Methods to Obtain Your Maximum Return Through Small Finance Bank FDs
If you wish to earn returns in excess of 9% on your fixed deposits, certain steps which you might take are:
Choose the Right Bank: Not all small finance banks pay the same rate of interest. Compare the FD rates of different banks and do some research before you invest in them. Some banks offer special rates for senior citizens, so if you belong to this group, take advantage of the higher rates.
Invest for Longer Tenures: Generally, the longer the tenure, the higher the rate of interest. If you can keep your money tied up for a longer period, you may possibly get a better return. But ensure that the tenure is appropriate for your investment horizon and liquidity needs.

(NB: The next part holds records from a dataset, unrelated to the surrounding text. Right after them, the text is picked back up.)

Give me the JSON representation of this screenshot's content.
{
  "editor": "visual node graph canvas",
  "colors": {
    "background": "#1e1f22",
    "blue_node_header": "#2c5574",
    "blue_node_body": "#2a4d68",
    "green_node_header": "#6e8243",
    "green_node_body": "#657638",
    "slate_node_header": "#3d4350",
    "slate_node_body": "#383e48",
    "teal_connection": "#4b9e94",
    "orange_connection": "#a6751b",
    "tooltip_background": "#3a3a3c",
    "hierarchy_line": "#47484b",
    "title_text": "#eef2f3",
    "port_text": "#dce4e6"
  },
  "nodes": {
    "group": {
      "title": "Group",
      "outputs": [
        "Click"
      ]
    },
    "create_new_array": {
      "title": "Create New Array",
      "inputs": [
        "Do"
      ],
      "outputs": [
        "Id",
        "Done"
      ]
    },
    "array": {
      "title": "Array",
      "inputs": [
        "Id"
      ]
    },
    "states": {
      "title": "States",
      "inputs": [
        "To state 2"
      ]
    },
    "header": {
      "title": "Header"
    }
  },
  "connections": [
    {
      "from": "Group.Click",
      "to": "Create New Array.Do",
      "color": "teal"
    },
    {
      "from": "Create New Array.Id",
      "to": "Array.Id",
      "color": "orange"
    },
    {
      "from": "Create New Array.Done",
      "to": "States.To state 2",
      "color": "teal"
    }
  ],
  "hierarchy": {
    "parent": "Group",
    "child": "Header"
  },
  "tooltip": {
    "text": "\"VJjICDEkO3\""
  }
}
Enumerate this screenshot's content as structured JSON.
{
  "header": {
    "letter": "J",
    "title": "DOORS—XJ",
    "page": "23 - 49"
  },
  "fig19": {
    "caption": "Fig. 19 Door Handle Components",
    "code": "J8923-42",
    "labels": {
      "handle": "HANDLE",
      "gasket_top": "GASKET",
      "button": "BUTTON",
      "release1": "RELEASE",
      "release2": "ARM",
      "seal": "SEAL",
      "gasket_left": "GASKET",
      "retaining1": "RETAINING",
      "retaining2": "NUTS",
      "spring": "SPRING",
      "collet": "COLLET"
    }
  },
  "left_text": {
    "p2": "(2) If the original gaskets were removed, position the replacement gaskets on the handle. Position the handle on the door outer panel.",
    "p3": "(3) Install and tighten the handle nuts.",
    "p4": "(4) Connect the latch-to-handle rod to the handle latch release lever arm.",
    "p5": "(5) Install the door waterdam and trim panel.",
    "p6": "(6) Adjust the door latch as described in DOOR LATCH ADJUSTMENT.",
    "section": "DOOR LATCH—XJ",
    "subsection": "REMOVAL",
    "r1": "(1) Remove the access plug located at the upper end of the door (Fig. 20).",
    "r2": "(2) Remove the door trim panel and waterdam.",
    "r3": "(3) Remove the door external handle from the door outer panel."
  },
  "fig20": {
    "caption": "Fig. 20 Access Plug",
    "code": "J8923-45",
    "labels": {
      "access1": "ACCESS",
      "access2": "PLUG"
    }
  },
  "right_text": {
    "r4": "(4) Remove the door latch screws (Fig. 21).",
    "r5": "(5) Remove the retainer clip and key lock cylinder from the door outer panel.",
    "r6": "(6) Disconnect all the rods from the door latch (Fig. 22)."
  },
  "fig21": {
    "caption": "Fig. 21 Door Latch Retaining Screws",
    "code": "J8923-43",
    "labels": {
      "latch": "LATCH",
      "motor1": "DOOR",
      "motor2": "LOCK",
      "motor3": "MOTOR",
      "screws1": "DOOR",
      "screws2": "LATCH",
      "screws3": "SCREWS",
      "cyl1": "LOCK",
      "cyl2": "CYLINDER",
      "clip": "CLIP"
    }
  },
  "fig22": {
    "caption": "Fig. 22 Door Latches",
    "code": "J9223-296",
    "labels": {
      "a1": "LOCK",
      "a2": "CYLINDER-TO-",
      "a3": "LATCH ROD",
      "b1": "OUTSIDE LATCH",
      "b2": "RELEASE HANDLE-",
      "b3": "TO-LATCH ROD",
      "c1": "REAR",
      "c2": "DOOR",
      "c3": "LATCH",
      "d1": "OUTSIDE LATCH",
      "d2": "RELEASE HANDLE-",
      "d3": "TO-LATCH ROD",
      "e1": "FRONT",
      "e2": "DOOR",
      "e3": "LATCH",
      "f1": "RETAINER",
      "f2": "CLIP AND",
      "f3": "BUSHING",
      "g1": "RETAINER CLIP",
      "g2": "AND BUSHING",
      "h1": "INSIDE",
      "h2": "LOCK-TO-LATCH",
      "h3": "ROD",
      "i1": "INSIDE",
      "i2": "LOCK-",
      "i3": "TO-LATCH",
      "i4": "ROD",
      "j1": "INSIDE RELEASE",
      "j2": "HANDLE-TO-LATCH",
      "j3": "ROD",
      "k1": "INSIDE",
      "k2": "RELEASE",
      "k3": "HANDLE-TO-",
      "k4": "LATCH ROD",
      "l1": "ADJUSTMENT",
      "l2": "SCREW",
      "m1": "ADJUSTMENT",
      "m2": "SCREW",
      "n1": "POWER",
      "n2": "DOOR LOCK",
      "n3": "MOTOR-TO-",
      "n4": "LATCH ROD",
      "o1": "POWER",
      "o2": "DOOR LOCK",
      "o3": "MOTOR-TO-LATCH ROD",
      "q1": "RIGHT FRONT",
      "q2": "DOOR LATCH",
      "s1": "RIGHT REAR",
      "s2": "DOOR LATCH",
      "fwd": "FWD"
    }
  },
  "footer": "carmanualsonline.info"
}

Select Cumulative FDs: Cumulative FDs provide you with interest compounded over the period, earning you more than a non-cumulative FD. If you don’t need to use your money immediately, this could be a great way to boost your return.
Ladder Your FDs: FD laddering is the method of splitting your investments in multiple FDs with varying tenures. This way, you can benefit from rising interest rates while you still have liquidity.
Conclusion
Small finance bank FDs offer a wonderful method of earning more than 9% returns with minimal risk. They are secure and stable and an excellent option for risk-averse investors. Though others may be tempted to try the share market or the hype over Tata Capital’s Mega IPO, small finance bank FDs are still a surefire and secure option to increase your savings. Whether you’re new to investing or looking for a safe haven in a volatile market, consider small finance banks as a viable option to secure your financial future.